LegalWorld: Building a Full‑Lifecycle Interactive Simulation World for Legal AI Agents
LegalWorld creates an interactive environment that simulates the entire Chinese civil litigation process—from consultation to second‑instance trial—using over 75,000 paired first‑ and second‑instance judgments, supports heterogeneous LLM agents, and provides the LongJud‑Bench benchmark to evaluate and improve legal AI performance.
Introduction
LegalWorld addresses the limitation of existing legal simulators that only model isolated points (e.g., a single trial) by offering a continuous, full‑lifecycle environment covering five stages and seven sub‑scenes: legal consultation, first‑instance drafting, first‑instance trial, appeal drafting, appeal trial, and second‑instance trial.
Construction Method
The system converts paired first‑ and second‑instance civil judgments into runnable case seeds. Each case is represented as a state chain that is updated step‑by‑step; the environment releases facts, evidence, claims, and documents appropriate to the current stage and role, and writes back new dialogues, documents, and judgments for the next stage.
Data Foundation
LegalWorld is built on 75,309 matched first‑ and second‑instance civil cases covering more than 500 civil causes, collected from China Judgments Online. These pairs are transformed into structured seeds containing parties, claims, facts, evidence, first‑instance rulings, appeal requests, and second‑instance rulings.

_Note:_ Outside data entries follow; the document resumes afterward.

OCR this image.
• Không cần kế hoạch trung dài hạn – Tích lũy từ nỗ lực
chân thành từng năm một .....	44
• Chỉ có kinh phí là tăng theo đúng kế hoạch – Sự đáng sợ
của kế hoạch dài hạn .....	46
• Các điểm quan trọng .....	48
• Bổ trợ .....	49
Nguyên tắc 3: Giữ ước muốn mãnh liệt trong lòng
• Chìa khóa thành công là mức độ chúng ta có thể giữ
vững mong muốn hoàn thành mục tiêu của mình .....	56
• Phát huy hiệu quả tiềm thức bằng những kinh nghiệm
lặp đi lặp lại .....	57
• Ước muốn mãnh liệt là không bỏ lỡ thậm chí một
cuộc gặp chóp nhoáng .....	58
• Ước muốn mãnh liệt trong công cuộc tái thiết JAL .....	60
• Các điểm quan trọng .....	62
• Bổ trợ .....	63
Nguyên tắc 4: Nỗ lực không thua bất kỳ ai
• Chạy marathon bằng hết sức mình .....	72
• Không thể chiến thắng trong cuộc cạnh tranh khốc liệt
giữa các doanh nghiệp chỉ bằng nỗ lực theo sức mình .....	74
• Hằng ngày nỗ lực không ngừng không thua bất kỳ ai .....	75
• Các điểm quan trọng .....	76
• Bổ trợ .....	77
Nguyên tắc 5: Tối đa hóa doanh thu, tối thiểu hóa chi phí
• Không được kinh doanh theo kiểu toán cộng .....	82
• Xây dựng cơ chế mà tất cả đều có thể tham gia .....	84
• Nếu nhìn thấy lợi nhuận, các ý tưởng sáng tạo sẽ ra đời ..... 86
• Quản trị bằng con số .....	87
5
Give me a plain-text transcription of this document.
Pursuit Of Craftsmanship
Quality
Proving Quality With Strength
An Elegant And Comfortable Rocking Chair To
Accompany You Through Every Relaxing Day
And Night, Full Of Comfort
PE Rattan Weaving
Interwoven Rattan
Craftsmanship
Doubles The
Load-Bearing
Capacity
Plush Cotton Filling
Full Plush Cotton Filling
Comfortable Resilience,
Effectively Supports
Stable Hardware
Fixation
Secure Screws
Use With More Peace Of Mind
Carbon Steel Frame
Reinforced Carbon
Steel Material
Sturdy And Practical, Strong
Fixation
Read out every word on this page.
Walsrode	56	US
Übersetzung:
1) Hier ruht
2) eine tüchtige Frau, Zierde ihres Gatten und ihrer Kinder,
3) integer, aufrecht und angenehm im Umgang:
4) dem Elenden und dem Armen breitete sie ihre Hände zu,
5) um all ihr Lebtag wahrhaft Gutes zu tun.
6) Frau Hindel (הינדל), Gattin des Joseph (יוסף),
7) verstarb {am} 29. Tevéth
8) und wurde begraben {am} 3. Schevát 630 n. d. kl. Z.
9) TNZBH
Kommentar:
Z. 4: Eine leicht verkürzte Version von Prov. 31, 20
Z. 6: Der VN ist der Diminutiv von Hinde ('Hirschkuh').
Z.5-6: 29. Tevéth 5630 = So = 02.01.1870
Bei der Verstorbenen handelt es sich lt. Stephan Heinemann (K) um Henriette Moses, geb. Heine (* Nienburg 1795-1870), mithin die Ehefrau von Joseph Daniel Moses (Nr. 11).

State, Interface, and Stage Transition
For each case and stage, the environment generates a role‑specific interface that limits visible information, permissible actions, and accessible Skills/Tools. The stage transition reads the previous stage’s state, assigns role‑specific visibility and tool permissions, records new outputs, and writes them back to the case state, forming a reproducible litigation trajectory.
Heterogeneous Roles
Client Agent : Represents the litigant, provides facts, expresses demands, and responds to queries; modeled using the Legal Client Persona Framework (LCPF) across legal literacy, disclosure willingness, emotional stability, and narrative ability.
Lawyer Agent : Core professional role handling consultation, document drafting, and advocacy; evaluated as the target agent in experiments.
Judge Agent : Controls trial flow, conducts investigations, and issues judgments for both first‑ and second‑instance trials.
Each role sees only its permitted information, mirroring real‑world confidentiality constraints.
Dual‑Memory Mechanism
Local memory : Stores dialogue within the current scene (e.g., consultation Q&A, trial exchanges).
Global case memory : Persists cross‑stage facts, evidence, claims, defenses, procedural progress, and party goals, enabling long‑term continuity.
The two‑level memory ensures agents cannot restart from scratch at each stage.
Skill / Tool Framework
Skill : Procedural guidelines for each stage (e.g., how to interview a client, draft a complaint, or argue in trial).
Tool : Executable functions such as reading/writing memory, exporting documents, retrieving statutes, checking citations, comparing documents, and running evaluations.
These constraints enforce realistic legal workflows beyond pure text generation.
Experiment Setup – LongJud‑Bench
LongJud‑Bench evaluates legal agents across eight dimensions: consultation identification, document drafting, fact‑evidence organization, trial advocacy, legal reasoning, etc. Multiple large‑language models are inserted as target lawyer agents and assessed on the full litigation lifecycle.
Results
4.1 Environment Reliability
217 legal experts provided 18,992 ratings; LegalWorld achieved average scores of 8.96/10 for stage authenticity and 8.98/10 for role consistency, with 73% of scores ≥9, confirming the environment’s fidelity.
4.2 Model Performance
Heatmaps show that no single model dominates all abilities. Some excel at document drafting and client identification, while others are stronger in trial evidence handling. All models struggle most with the trial stage, which requires dynamic, multi‑turn reasoning and memory integration.
4.3 Skill Accumulation
Introducing Reflective Legal Skill (RLS)—where a finished case is reviewed to extract reusable legal practice rules—improved average total scores from 61.56 to 65.29 (≈3.7 points) on high‑frequency causes (divorce property, private lending, labor disputes) and also yielded positive transfer to held‑out cases.
Conclusion
LegalWorld demonstrates that building trustworthy social agents requires continuous, cross‑stage interaction, persistent memory, and goal maintenance, not just isolated point‑wise correctness. The platform is publicly available for both participation and observation, inviting further research on long‑term AI‑driven legal reasoning.